An Ordinary Life

7 0 0
                                    


Erik's days were filled with the monotony of numbers, charts, and cold, hard, colorless decisions. As an Auditor, he was tasked with determining who would live and who would die. Society had long since accepted this brutal occupation as a necessary consequence of the overpopulated, resource-starved world they inhabited.

Each morning, Erik donned his immaculate, gray suit, his perfectly polished shoes reflecting the cold fluorescent lights of his apartment. It was a uniform that marked him as one of the chosen, those tasked with maintaining the delicate balance of humanity's survival. He stared at his own reflection, taking a deep breath as he prepared for another day of judgment.

Erik spent his days in a small, windowless room, adorned only with a table, two chairs, and a terminal to access the necessary information. People filed in and out, their faces blurring together as he assessed their value to society. In five minutes, he would determine their fates, whi is worthy and who is not, who has value and who does not, who lives and who dies, the cold efficiency of his work etching itself into his soul.
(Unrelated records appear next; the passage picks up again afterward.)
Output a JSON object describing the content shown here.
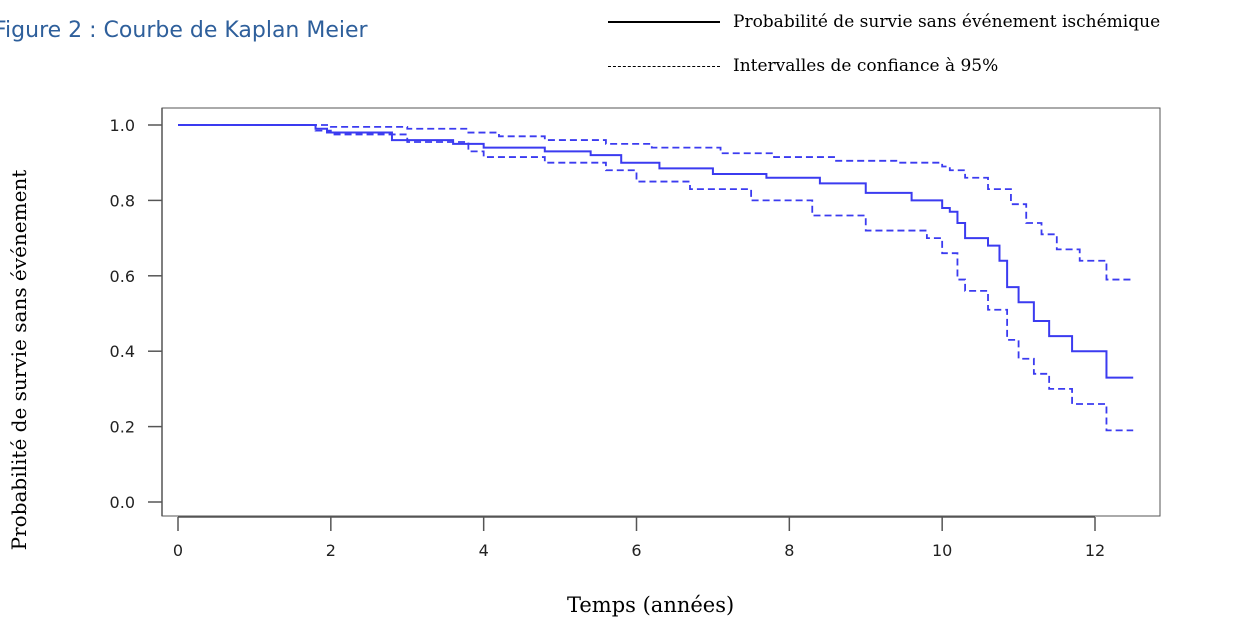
{
  "figure": {
    "title": "Figure 2 : Courbe de Kaplan Meier"
  },
  "legend": {
    "items": [
      {
        "label": "Probabilité de survie sans événement ischémique",
        "style": "solid"
      },
      {
        "label": "Intervalles de confiance à 95%",
        "style": "dashed"
      }
    ]
  },
  "chart_data": {
    "type": "line",
    "title": "",
    "xlabel": "Temps (années)",
    "ylabel": "Probabilité de survie sans événement",
    "xlim": [
      0,
      12.5
    ],
    "ylim": [
      0,
      1.0
    ],
    "xticks": [
      0,
      2,
      4,
      6,
      8,
      10,
      12
    ],
    "yticks": [
      0.0,
      0.2,
      0.4,
      0.6,
      0.8,
      1.0
    ],
    "ytick_labels": [
      "0.0",
      "0.2",
      "0.4",
      "0.6",
      "0.8",
      "1.0"
    ],
    "step": true,
    "grid": false,
    "series_color": "#3b3bf0",
    "series": [
      {
        "style": "solid",
        "x": [
          0,
          1.8,
          1.95,
          2.8,
          3.6,
          4.0,
          4.8,
          5.4,
          5.8,
          6.3,
          7.0,
          7.7,
          8.4,
          9.0,
          9.6,
          10.0,
          10.1,
          10.2,
          10.3,
          10.6,
          10.75,
          10.85,
          11.0,
          11.2,
          11.4,
          11.7,
          12.15,
          12.5
        ],
        "y": [
          1.0,
          0.99,
          0.98,
          0.96,
          0.95,
          0.94,
          0.93,
          0.92,
          0.9,
          0.885,
          0.87,
          0.86,
          0.845,
          0.82,
          0.8,
          0.78,
          0.77,
          0.74,
          0.7,
          0.68,
          0.64,
          0.57,
          0.53,
          0.48,
          0.44,
          0.4,
          0.33,
          0.33
        ]
      },
      {
        "style": "dashed",
        "x": [
          0,
          1.8,
          2.0,
          3.0,
          3.8,
          4.2,
          4.8,
          5.6,
          6.2,
          7.1,
          7.8,
          8.6,
          9.4,
          10.0,
          10.1,
          10.3,
          10.6,
          10.9,
          11.1,
          11.3,
          11.5,
          11.8,
          12.15,
          12.5
        ],
        "y": [
          1.0,
          1.0,
          0.995,
          0.99,
          0.98,
          0.97,
          0.96,
          0.95,
          0.94,
          0.925,
          0.915,
          0.905,
          0.9,
          0.89,
          0.88,
          0.86,
          0.83,
          0.79,
          0.74,
          0.71,
          0.67,
          0.64,
          0.59,
          0.59
        ]
      },
      {
        "style": "dashed",
        "x": [
          0,
          1.8,
          2.0,
          3.0,
          3.8,
          4.0,
          4.8,
          5.6,
          6.0,
          6.7,
          7.5,
          8.3,
          9.0,
          9.6,
          9.8,
          10.0,
          10.2,
          10.3,
          10.6,
          10.85,
          11.0,
          11.2,
          11.4,
          11.7,
          12.15,
          12.5
        ],
        "y": [
          1.0,
          0.985,
          0.975,
          0.955,
          0.93,
          0.915,
          0.9,
          0.88,
          0.85,
          0.83,
          0.8,
          0.76,
          0.72,
          0.72,
          0.7,
          0.66,
          0.59,
          0.56,
          0.51,
          0.43,
          0.38,
          0.34,
          0.3,
          0.26,
          0.19,
          0.19
        ]
      }
    ]
  }
}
He never allowed himself to get too close to anyone. The emotional toll of his job demanded a certain detachment, and he had long ago accepted that the life of an Auditor was a lonely one.

His evenings were as gray as his days, the fading sun casting shadows across the high-rise buildings of the sprawling city. He found solace in the anonymity of the crowded streets, where he could lose himself in the sea of faces that passed him by, unburdened by the knowledge of their stories and the weight of their lives.